Find the intersection point of two linked list

Learn how to find the intersection point of two linked list.

Example

Input:
13 -> 4 -> 12 -> 27 -> null
14 -> 4 -> 82 -> 11 -> 12 -> 27 -> null

Output:
12

An intersection point is an element present in both the linked list such that there is equal amount of elements after them.

Linked list intersection

Naive approach

One simple approach is to iterate all the elements of first list and then check if it is present in the second list or not. It will take O(m * n) time.

Using set

Another approach is to use a hashset and store the all the elements of the first list in it and then check in the second list if any of the element is there in the hashset or not.

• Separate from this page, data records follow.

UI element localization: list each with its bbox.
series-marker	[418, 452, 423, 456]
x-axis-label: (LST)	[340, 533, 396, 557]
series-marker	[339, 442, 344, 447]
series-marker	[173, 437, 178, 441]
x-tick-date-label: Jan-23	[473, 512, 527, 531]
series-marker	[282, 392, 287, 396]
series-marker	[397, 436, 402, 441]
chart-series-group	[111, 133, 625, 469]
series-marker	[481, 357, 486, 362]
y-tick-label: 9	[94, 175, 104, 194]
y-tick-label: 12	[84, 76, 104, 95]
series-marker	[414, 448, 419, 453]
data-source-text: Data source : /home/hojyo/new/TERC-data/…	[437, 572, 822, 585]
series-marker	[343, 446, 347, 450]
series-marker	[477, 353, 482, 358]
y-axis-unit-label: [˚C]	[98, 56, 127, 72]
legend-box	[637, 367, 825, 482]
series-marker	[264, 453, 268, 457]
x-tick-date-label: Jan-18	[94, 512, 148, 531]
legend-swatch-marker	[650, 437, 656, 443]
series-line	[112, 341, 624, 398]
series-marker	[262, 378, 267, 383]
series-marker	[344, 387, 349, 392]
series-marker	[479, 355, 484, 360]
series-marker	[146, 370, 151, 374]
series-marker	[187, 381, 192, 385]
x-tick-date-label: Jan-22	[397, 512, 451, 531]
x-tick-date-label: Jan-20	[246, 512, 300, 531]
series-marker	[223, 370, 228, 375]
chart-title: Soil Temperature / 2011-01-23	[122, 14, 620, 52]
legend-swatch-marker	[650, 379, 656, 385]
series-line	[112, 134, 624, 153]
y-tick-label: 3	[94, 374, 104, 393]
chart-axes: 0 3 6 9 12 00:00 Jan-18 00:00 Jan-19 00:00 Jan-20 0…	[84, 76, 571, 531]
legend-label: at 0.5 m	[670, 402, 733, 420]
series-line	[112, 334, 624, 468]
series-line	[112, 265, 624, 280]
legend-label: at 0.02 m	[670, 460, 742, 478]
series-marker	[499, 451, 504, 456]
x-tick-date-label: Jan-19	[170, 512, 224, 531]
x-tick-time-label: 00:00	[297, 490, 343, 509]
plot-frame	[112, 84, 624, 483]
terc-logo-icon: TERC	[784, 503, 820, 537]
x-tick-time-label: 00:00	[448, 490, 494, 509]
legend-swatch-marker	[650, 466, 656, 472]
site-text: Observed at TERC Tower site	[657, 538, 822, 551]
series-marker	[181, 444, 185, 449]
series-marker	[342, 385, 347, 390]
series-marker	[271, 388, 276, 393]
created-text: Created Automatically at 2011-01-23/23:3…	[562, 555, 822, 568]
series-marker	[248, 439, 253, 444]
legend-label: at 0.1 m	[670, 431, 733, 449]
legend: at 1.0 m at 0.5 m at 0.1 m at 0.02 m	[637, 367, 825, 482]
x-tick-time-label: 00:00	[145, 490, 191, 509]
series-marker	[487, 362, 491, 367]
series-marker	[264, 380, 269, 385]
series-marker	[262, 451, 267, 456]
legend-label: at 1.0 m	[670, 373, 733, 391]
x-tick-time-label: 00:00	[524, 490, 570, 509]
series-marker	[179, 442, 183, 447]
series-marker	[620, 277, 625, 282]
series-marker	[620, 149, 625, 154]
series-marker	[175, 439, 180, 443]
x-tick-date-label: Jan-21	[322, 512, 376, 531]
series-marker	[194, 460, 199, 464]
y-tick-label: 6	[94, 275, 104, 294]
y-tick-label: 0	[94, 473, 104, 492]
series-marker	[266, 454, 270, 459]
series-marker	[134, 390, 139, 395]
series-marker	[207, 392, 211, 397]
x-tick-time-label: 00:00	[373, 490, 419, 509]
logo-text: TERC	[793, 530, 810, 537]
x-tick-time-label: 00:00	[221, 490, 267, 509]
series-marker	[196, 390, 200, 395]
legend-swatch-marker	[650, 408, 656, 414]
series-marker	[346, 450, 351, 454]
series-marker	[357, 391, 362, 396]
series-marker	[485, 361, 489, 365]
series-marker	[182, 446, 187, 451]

This is an optimized way which will run in O(m + n) but it will require O(m) or O(n) space depending upon which is less.

Efficient approach to find the intersection point of two linked list.

This approach basically removes the need of using extra space.

Implementation

Get the size of both the linked lists.
Calculate the difference in the size of both the list. d = |l1 – l2|
Move the pointer of the longer list d steps forward.
Iterate both the list simultaneously and check if any element matches or not. If matches then return it else return null.

const intersect = (head1, head2, size1, size2) => {
    //Temp list
    let list1node = null;;
    let list1length = size1;
    let list2node = null;;
    let list2length = size2
    
    //Get the diference and change the order
    let length_difference = 0;
    if (list1length >= list2length) {
        length_difference = list1length - list2length;
        list1node = head1;
        list2node = head2;
    } else {
        length_difference = list2length - list1length;
        list1node = head2;
        list2node = head1;
    }
    
    //Move the longest list d steps forward
    while (length_difference > 0) {
        list1node = list1node.next;
        length_difference--;
    }
    
    //Check for common element in both list or intersection point
    while (list1node && list2node) {
        if (list1node.element === list2node.element) {
            return list1node.element;
        }
        list1node = list1node.next;
        list2node = list2node.next;
    }

    return null;
};

Input:
const ll1 = new linkedlist();
const ll2 = new linkedlist();

ll1.append(13);
ll1.append(4);
ll1.append(12);
ll1.append(27);

ll2.append(14);
ll2.append(4);
ll2.append(82);
ll2.append(11);
ll2.append(12);
ll2.append(27);

console.log(intersect(ll1.getHead(), ll2.getHead(), ll1.size(), ll2.size()));

Output:
12

Time complexity: O(m + n).
Space complexity: O(1).